日本は省エネルギーに於いては世界の先進国で、対GDPでのエネルギー消費量は、確かアメリカのそれの3分の1程度の筈で、京都会議の議長国(川口順子さんがもみくちゃにされていた映像は、今でも鮮明に憶えています)でもある日本は、本来なら温暖化のテーマでは主役のひとりの筈なのですが、今回はアメリカの主張に賛同して顰蹙を買いました。

しかしこの問題は簡単ではありません。アメリカを温暖化防止の議論から落としてしまっては、地球温暖化を止めることは不可能です。だからアメリカを議論のテーブルに引き留めるために、日本は敢えて変化球を投げたとも考えられます。ノーベル財団が、ゴア米元副大統領に温暖化ファイターとしてノーベル平和賞を与えたのも、似た理由に思えます。敢えてアメリカにそのような石を投げることにより、アメリカの世論、ひいては産業界、政界に影響を与えようと目論んだのでしょう。

アメリカには石炭が未だ未だいっぱいあります。これは原油に較べて遙かに採掘コストが安く、精製も殆ど必要のない安いエネルギーです。しかし温室ガスを多く出します。アメリカの産業界はこの石炭を今のうちにもっと使いたいのでしょう。そしてその先には、ロッキー山脈の下に眠る、大量のオイル・ストーンがあり、その埋蔵量は中東の原油を遙かに超えるとも云われています。ここには世界の覇権争いや、安全保障など、極めて重大な、そして複雑な事情・戦略が見え隠れします。

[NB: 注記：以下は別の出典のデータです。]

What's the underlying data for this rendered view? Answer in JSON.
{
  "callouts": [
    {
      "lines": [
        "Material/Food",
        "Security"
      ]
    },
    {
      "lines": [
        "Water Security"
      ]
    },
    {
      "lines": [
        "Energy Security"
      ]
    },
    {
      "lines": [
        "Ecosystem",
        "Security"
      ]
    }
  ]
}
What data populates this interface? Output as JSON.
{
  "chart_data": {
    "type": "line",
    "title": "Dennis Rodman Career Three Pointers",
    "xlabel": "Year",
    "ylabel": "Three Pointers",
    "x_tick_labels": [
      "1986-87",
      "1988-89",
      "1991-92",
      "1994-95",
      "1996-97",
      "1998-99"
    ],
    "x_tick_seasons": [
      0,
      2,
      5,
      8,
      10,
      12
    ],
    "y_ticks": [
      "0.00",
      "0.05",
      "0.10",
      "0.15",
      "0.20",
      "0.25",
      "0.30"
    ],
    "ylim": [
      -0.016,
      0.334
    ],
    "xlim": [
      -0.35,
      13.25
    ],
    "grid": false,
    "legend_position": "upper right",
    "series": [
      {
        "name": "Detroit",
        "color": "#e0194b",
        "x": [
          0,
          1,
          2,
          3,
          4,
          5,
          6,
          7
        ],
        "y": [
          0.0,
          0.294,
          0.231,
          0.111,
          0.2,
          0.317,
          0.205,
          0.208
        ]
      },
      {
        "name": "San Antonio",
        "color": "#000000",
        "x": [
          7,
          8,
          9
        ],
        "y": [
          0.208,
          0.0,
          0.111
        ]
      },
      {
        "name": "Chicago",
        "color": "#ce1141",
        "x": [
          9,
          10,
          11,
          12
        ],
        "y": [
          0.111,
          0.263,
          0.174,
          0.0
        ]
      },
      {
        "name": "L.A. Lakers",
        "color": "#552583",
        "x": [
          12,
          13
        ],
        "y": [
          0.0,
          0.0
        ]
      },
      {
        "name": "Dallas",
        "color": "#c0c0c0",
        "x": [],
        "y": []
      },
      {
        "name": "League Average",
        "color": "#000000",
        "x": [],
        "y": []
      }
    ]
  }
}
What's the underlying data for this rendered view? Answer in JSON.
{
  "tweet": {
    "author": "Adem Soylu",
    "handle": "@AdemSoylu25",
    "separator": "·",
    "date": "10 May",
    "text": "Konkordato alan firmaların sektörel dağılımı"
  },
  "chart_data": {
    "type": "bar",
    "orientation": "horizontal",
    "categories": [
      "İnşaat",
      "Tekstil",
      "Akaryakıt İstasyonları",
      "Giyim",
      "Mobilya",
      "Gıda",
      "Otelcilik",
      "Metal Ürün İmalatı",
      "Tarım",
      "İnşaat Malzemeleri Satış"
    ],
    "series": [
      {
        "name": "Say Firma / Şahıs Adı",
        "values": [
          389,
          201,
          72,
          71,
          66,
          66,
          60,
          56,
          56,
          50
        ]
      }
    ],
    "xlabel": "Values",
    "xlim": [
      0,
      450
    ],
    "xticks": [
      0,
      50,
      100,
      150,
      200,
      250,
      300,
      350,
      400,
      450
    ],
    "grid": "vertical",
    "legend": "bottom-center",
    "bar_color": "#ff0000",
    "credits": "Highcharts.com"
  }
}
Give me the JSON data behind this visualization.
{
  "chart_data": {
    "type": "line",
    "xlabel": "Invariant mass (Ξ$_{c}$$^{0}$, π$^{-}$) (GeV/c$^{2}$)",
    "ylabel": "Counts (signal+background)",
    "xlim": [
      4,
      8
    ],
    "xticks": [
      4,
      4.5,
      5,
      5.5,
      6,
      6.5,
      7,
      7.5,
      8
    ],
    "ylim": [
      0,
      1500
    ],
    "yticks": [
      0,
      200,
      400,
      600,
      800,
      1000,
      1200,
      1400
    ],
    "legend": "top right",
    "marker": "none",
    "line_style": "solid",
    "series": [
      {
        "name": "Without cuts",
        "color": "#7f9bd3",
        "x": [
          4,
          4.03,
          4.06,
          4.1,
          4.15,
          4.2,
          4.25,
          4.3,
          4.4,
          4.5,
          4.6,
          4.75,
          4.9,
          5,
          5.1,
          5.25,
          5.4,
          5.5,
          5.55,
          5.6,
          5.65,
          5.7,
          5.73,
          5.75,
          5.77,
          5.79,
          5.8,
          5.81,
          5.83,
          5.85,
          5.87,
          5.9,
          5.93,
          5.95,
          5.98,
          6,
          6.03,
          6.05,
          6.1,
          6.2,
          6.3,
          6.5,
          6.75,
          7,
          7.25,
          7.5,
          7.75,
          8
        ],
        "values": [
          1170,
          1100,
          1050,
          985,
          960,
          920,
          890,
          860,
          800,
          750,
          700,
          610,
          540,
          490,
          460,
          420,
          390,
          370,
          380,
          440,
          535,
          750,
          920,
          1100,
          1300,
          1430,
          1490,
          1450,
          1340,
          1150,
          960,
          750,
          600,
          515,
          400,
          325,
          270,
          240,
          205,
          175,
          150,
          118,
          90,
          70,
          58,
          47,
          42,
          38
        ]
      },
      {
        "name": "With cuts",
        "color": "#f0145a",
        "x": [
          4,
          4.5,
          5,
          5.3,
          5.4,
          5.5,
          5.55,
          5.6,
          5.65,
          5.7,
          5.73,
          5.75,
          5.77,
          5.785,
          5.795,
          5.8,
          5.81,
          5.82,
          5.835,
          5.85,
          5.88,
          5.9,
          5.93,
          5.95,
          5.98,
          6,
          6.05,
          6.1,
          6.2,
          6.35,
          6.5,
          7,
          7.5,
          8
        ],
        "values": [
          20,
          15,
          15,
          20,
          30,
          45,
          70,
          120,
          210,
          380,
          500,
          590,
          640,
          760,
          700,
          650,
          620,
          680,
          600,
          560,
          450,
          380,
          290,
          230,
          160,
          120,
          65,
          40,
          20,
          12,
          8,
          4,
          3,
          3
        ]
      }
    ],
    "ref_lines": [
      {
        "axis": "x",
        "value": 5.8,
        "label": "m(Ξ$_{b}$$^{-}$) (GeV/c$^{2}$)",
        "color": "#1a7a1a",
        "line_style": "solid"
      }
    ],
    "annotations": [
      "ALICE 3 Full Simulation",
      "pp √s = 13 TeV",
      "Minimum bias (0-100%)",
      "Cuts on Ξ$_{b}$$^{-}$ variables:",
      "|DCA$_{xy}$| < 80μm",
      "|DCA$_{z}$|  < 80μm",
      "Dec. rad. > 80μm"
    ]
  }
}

一方で代替エネルギーの実用化は急速に実現に向かって進んでいますから、場合によっては原油などのエネルギー価格は、将来暴落するかも知れません。だからこそ中東諸国は今のうちに原油を高く売り、更にはそのお金で世界中の会社や実物資産を買い漁り・・・、等々。

とにかく、温暖化とアメリカの周りには、世界の経済や、資本市場、更には軍事的緊張を読み解く、数多くのヒントが転がっています。答えはと云うか真実は見えませんし、そもそも事実はひとつでも、真実は複数あるとも云えるので何とも濛々漠々とした話しですが、これは、現代に於いて、投資家であるか否かなどに一切関わらず、全ての人にとってとても重要な影響を与える事柄です。注意深く観察し、分析していく必要がありますね。